Right government policies, tax reforms and successful implementation of the Right to Information Act can position Sri Lanka to attract more foreign direct investment and grab a larger share of the global market, the World Bank says.
World Bank Vice President of Equitable Growth, Finance, and Institutions, Jan Walliser says Sri Lanka is well positioned to grab a larger share of the global market with the right supportive policies by the government and the government needs to prepare the economy and promote greater competitiveness.
Walliser visited Sri Lanka in early May and met with senior government officials, key private sector representatives, and members of the Right to Information (RTI) Commission.
The meetings provided an opportunity to discuss the status of comprehensive fiscal, economic, and governance reforms aimed at boosting the economy and promoting equitable development, the World bank said.
The government’s development agenda intends to stimulate exports and attract more foreign direct investment, while creating more private sector jobs and enhancing value-added manufacturing capabilities.
To that end, Walliser said the government needs to prepare the economy and promote greater competitiveness.
According to the World Bank official, Sri Lanka can attract more foreign investment by improving its business climate, focusing on investment promotion activities, and leveraging its burgeoning sustainable tourism sector.
By improving the investment climate and strengthening its performance on international rankings like Doing Business, Sri Lanka can become more attractive to potential investors, the official says.
Ideally, the skills and strengths of the Sri Lankan population can be leveraged to help the island nation become part of global value chains, which can lead to increased job opportunities.
Trade agreements can help reach that goal, Walliser pointed out, as can improvements to Sri Lanka’s business environment, such as providing better access to finance for the private sector.
Walliser noted that a focused effort on investment promotion activities would also draw the kind of interest Sri Lanka seeks.
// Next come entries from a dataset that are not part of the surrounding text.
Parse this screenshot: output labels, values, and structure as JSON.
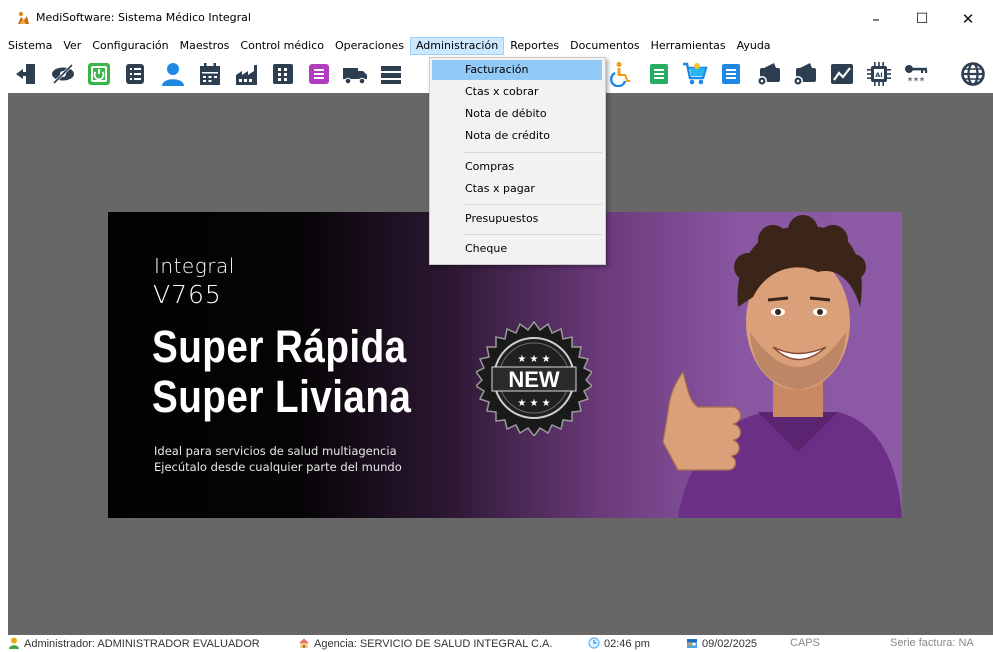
{
  "window": {
    "title": "MediSoftware: Sistema Médico Integral",
    "minimize_glyph": "–",
    "maximize_glyph": "☐",
    "close_glyph": "✕"
  },
  "menubar": {
    "items": [
      "Sistema",
      "Ver",
      "Configuración",
      "Maestros",
      "Control médico",
      "Operaciones",
      "Administración",
      "Reportes",
      "Documentos",
      "Herramientas",
      "Ayuda"
    ],
    "active": "Administración"
  },
  "toolbar": {
    "icons": [
      "exit-door-icon",
      "hide-eye-icon",
      "power-icon",
      "list-icon",
      "user-icon",
      "calendar-icon",
      "factory-icon",
      "grid-icon",
      "document-purple-icon",
      "truck-icon",
      "stack-icon",
      "wheelchair-icon",
      "notes-green-icon",
      "shopping-cart-icon",
      "notes-blue-icon",
      "wallet-gear-icon",
      "wallet-settings-icon",
      "chart-image-icon",
      "ai-chip-icon",
      "key-password-icon",
      "globe-icon"
    ]
  },
  "dropdown": {
    "items": [
      {
        "label": "Facturación",
        "highlighted": true
      },
      {
        "label": "Ctas x cobrar"
      },
      {
        "label": "Nota de débito"
      },
      {
        "label": "Nota de crédito"
      },
      {
        "label": "Compras"
      },
      {
        "label": "Ctas x pagar"
      },
      {
        "label": "Presupuestos"
      },
      {
        "label": "Cheque"
      }
    ]
  },
  "banner": {
    "line1": "Integral",
    "version": "V765",
    "headline1": "Super Rápida",
    "headline2": "Super Liviana",
    "tagline1": "Ideal para servicios de salud multiagencia",
    "tagline2": "Ejecútalo desde cualquier parte del mundo",
    "badge": "NEW"
  },
  "statusbar": {
    "user": "Administrador: ADMINISTRADOR EVALUADOR",
    "agency": "Agencia: SERVICIO DE SALUD INTEGRAL C.A.",
    "time": "02:46 pm",
    "date": "09/02/2025",
    "caps": "CAPS",
    "series": "Serie factura: NA"
  },
  "colors": {
    "workspace": "#676767",
    "menu_active": "#cce8ff",
    "dropdown_highlight": "#91c9f7"
  }
}
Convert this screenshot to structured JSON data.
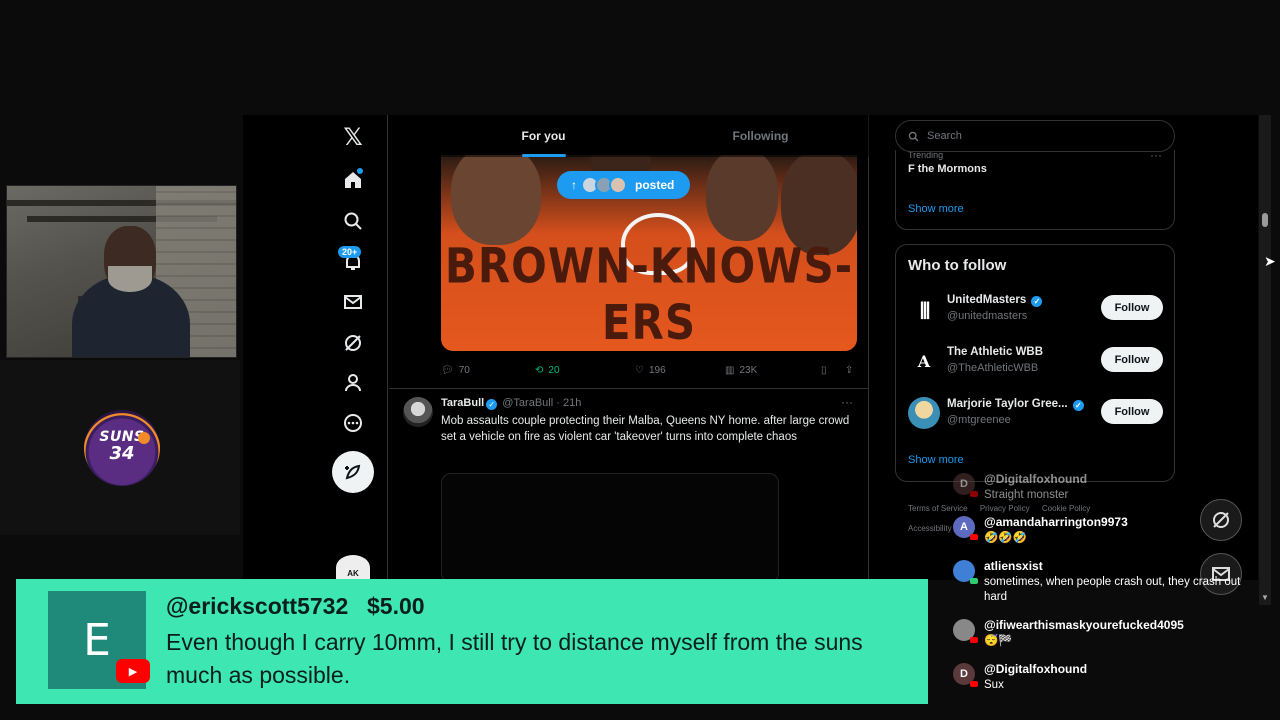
{
  "x": {
    "tabs": [
      {
        "label": "For you",
        "active": true
      },
      {
        "label": "Following",
        "active": false
      }
    ],
    "nav": {
      "notifications_badge": "20+",
      "avatar_text": "AK"
    },
    "featured_post": {
      "image_headline": "BROWN-KNOWS-ERS",
      "posted_pill": "posted",
      "stats": {
        "replies": "70",
        "reposts": "20",
        "likes": "196",
        "views": "23K"
      }
    },
    "tweet": {
      "name": "TaraBull",
      "handle": "@TaraBull",
      "time": "· 21h",
      "text": "Mob assaults couple protecting their Malba, Queens NY home. after large crowd set a vehicle on fire as violent car 'takeover' turns into complete chaos"
    },
    "search": {
      "placeholder": "Search"
    },
    "trending": {
      "meta": "Trending",
      "name": "F the Mormons",
      "show_more": "Show more"
    },
    "who_to_follow": {
      "title": "Who to follow",
      "accounts": [
        {
          "name": "UnitedMasters",
          "handle": "@unitedmasters",
          "follow": "Follow",
          "avatar": "|||"
        },
        {
          "name": "The Athletic WBB",
          "handle": "@TheAthleticWBB",
          "follow": "Follow",
          "avatar": "A"
        },
        {
          "name": "Marjorie Taylor Gree...",
          "handle": "@mtgreenee",
          "follow": "Follow",
          "avatar": ""
        }
      ],
      "show_more": "Show more"
    },
    "footer": [
      "Terms of Service",
      "Privacy Policy",
      "Cookie Policy",
      "Accessibility"
    ]
  },
  "stream": {
    "badge": {
      "team": "SUNS",
      "number": "34"
    }
  },
  "chat": [
    {
      "name": "@Digitalfoxhound",
      "text": "Straight monster",
      "avatar": "D",
      "color": "#5a3a3a"
    },
    {
      "name": "@amandaharrington9973",
      "text": "🤣🤣🤣",
      "avatar": "A",
      "color": "#5c6bc0"
    },
    {
      "name": "atliensxist",
      "text": "sometimes, when people crash out, they crash out hard",
      "avatar": "",
      "color": "#3f7fd6"
    },
    {
      "name": "@ifiwearthismaskyourefucked4095",
      "text": "😴🏁",
      "avatar": "",
      "color": "#888888"
    },
    {
      "name": "@Digitalfoxhound",
      "text": "Sux",
      "avatar": "D",
      "color": "#5a3a3a"
    }
  ],
  "superchat": {
    "name": "@erickscott5732",
    "amount": "$5.00",
    "message": "Even though I carry 10mm, I still try to distance myself from the suns much as possible.",
    "avatar_letter": "E",
    "color": "#3ee6b2"
  }
}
Likewise, a dedicated tourism strategy mapping out infrastructure investment requirements and constraints could help build up Sri Lanka’s burgeoning sustainable tourism industry.
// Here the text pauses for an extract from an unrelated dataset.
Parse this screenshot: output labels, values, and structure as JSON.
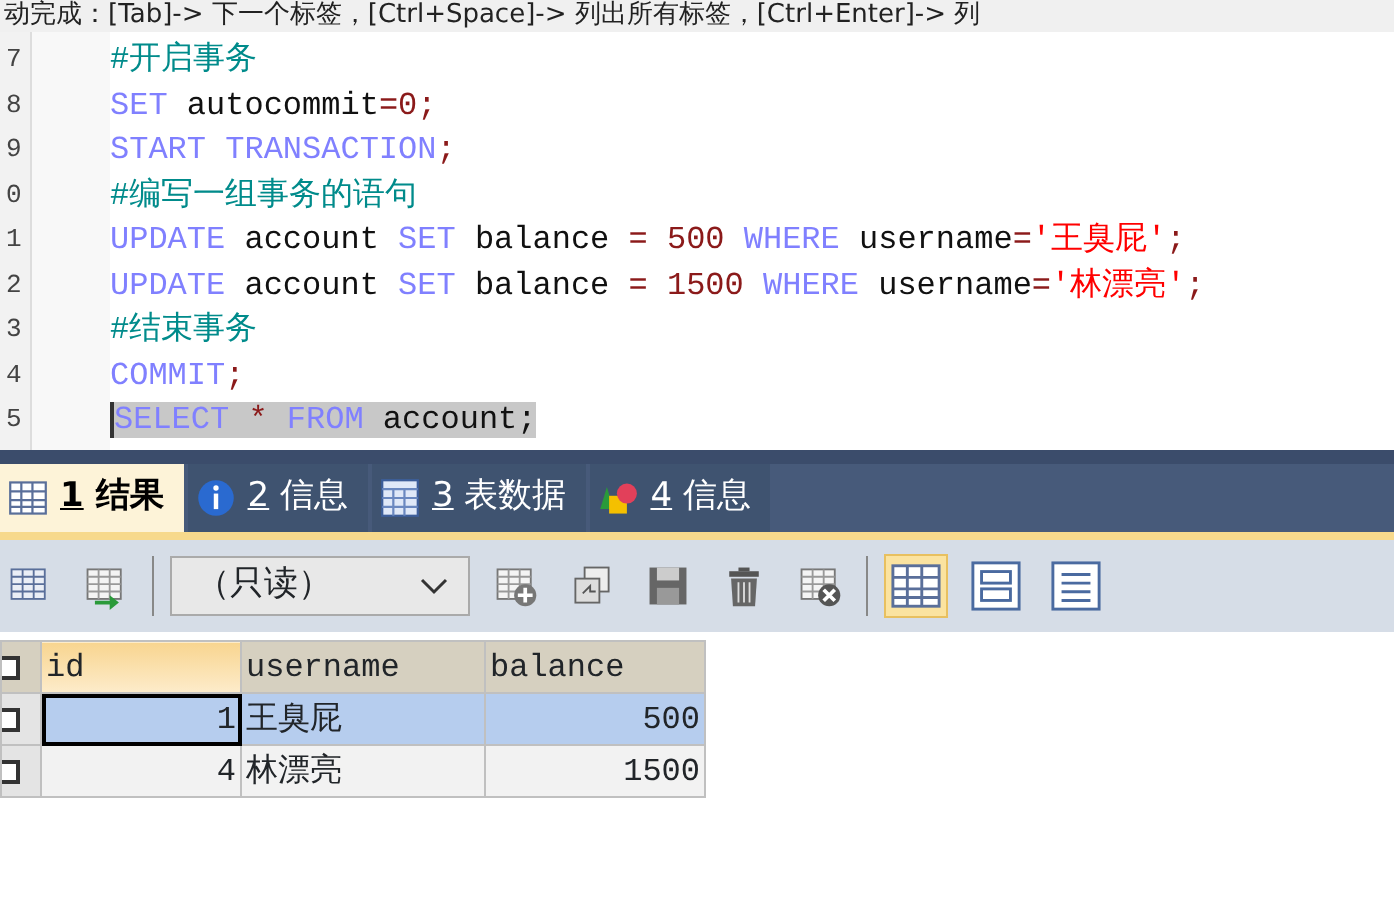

The official said with a tax to GDP ratio of only 10%, Sri Lanka has to consider tax reform thoroughly.
Research has found that countries that collect less than around 15% of GDP are at a disadvantage, not only in providing services, but in economic growth.
“The need to widen the revenue base, while increasing revenue collections is important. However, it is not only how the revenue is raised but also where and how it is spent that will determine the success of reform initiatives,” the World Bank official says.
Walliser explained that poverty alleviation could be addressed in such reform policies through either targeted spending designed to bring relief to the poorest and most vulnerable, or through prioritized investments that create jobs and reduce unemployment for those at the lowest end of the income spectrum.
He said the Right to Information act (RTI) will bring the accountability and transparency Sri Lankans want and when successfully implemented, the newly enacted Act can help create an environment more conducive to reforms. Successful implementation of the RTI will help build broad support for ambitious reforms.
“When citizens feel that they are being asked to contribute and at the same time the government opens up and shares information at the request of the citizens, it enhances cohesiveness and support,” said Walliser.
“Openness is not only important to these types of reform processes but for the government and for the environment in which the government operates.”